20172016At the end of the year, many news organizations often present a retrospective of what occurred the previous year. We prefer to look forward and provide an outlook as to what we think will be some of the biggest things to watch for in 2017. Here’s my list:

  1. Office of Management and Budget (OMB) proposed rule: Although we were expecting so see this proposed rule last fall, it has been delayed for several weeks now. We discussed this proposed rule in an earlier blog post. Since the release of the uniform guidance in December 2013, several recent pieces of legislation have emerged that have necessitated some adjustments to language in the uniform guidance. These include the Digital Accountability and Transparency Act (DATA Act) (Pub. L. 113-101), Grants Oversight and New Efficiency Act (Pub. L. 114-117), Never Contract with the Enemy Act, and the National Defense Authorization Act. The proposal also would implement consistent use of certain terms throughout Title 2 of the C.F.R., and seek to provide more clarity in the areas of grants procurement and subrecipient monitoring. Once the proposed rule is issued, the public will have an opportunity to comment on it so we here at Thompson will keep you abreast as to when it is actually released so that you can make your concerns heard.
  2. Revised Frequently Asked Questions to the uniform guidance: Again, we expected to see this last fall but we continue to wait for OMB and the Council on Federal Assistance Reform to issue it.

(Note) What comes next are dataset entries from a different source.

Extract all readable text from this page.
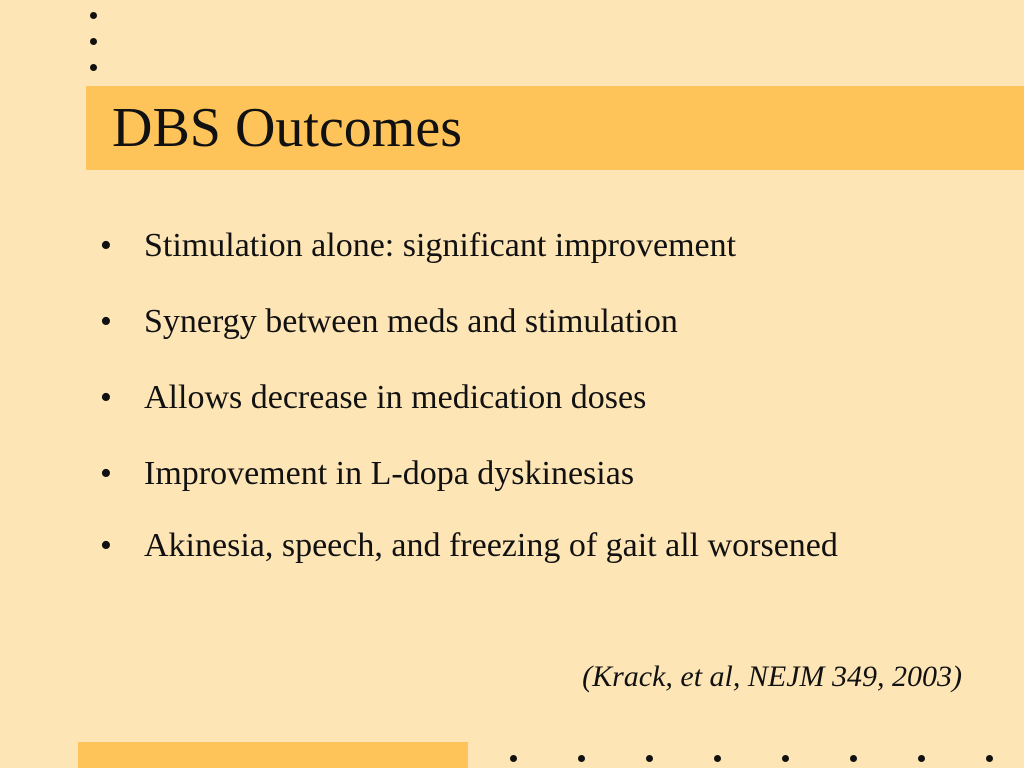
DBS Outcomes
• Stimulation alone: significant improvement
• Synergy between meds and stimulation
• Allows decrease in medication doses
• Improvement in L-dopa dyskinesias
• Akinesia, speech, and freezing of gait all worsened
(Krack, et al, NEJM 349, 2003)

The current document, which has about 100 questions and answers, has not been updated since September 2015. OMB officials have said that the revised document will contain 20 new questions, many of which pertain to indirect costs and the new 10 percent de minimis indirect cost rate. We also will be keeping our eye on this document to let our subscribers know what it contains and how these FAQs apply to your grants oversight.
  3. Incoming Trump administration: The effects on the grants community as a new presidential administration comes on board is currently still up in the air. However, there certainly will be change, and some current grant programs could be on the chopping block. Some experts anticipate that the federal government will need more revenues to cover the projected growth in mandatory spending, especially as more baby boomers file for social security, and that the Trump administration may also consider tax reform, spending cuts to discretionary programs and potentially implementing a federal government hiring freeze. Now is a good time to proactively tout the benefits of your programs with your awarding agency to avoid potential defunding when the Trump administration takes office, and make sure you have internal controls in place to avoid findings that could give awarding agencies a reason to defund your program. Following the guidance in Thompson’s publications can assist in that effort.
  4. DATA Act: Federal agencies are required to begin reporting spending data in accordance with the act by May 2017 and to publicly post spending data in machine-readable formats by May 2018. The agencies are still making preparations for this deadline and some agencies continue to struggle. Recipients of federal awards should be aware of the actions federal agencies are taking to comply with the DATA Act, as the DATA Act requires federal agencies to apply the governmentwide data standards to all grant recipients and contractor reporting by August 2018. Nonfederal entities also should investigate if their technology systems need any upgrades to ensure that they can produce data in consistent, open and machine-readable formats.
  5. Procurement grace period ending: Many research institutions are still following their procurement practices under the former OMB circulars, and are assessing the impact of the uniform guidance procurement provisions. Under the joint interim final rule in which OMB and 26 federal awarding agencies and offices adopted the uniform guidance into their regulations, OMB provided a procurement grace period of one fiscal year, specifically for nonprofit organizations, hospitals and institutions of higher education (IHEs), all of which previously followed Circular A-110 (§200.110). Through correcting amendments to the uniform guidance issued later in September 2015, OMB extended the grace period to two fiscal years. If a nonfederal entity has a June 30 fiscal year end, for example, the grace period has been extended from June 30, 2016, to June 30, 2017. Therefore, this grace period ends at the end of June and all awardees will now be required to follow the procurement provisions in the uniform guidance for awards received after Dec. 26, 2014.
  6. The Workspace requirement: Applicants for federal awards using Grants.gov have less than one more year remaining until they must prepare and submit their proposals and accompanying documents using Grants.gov’s Workspace portal, if they have not already done so. In December 2017, Grants.gov will phase out the legacy application package option most applicants now use when submitting proposals to the federal website. Grant applicants should take time during the upcoming year to become familiar with the Workspace portal, and Thompson’s publications can help keep you up-to-date with these changes.

This is what we see as big news in our crystal ball for 2017. We would like to hear your thoughts on other upcoming items of grants interest.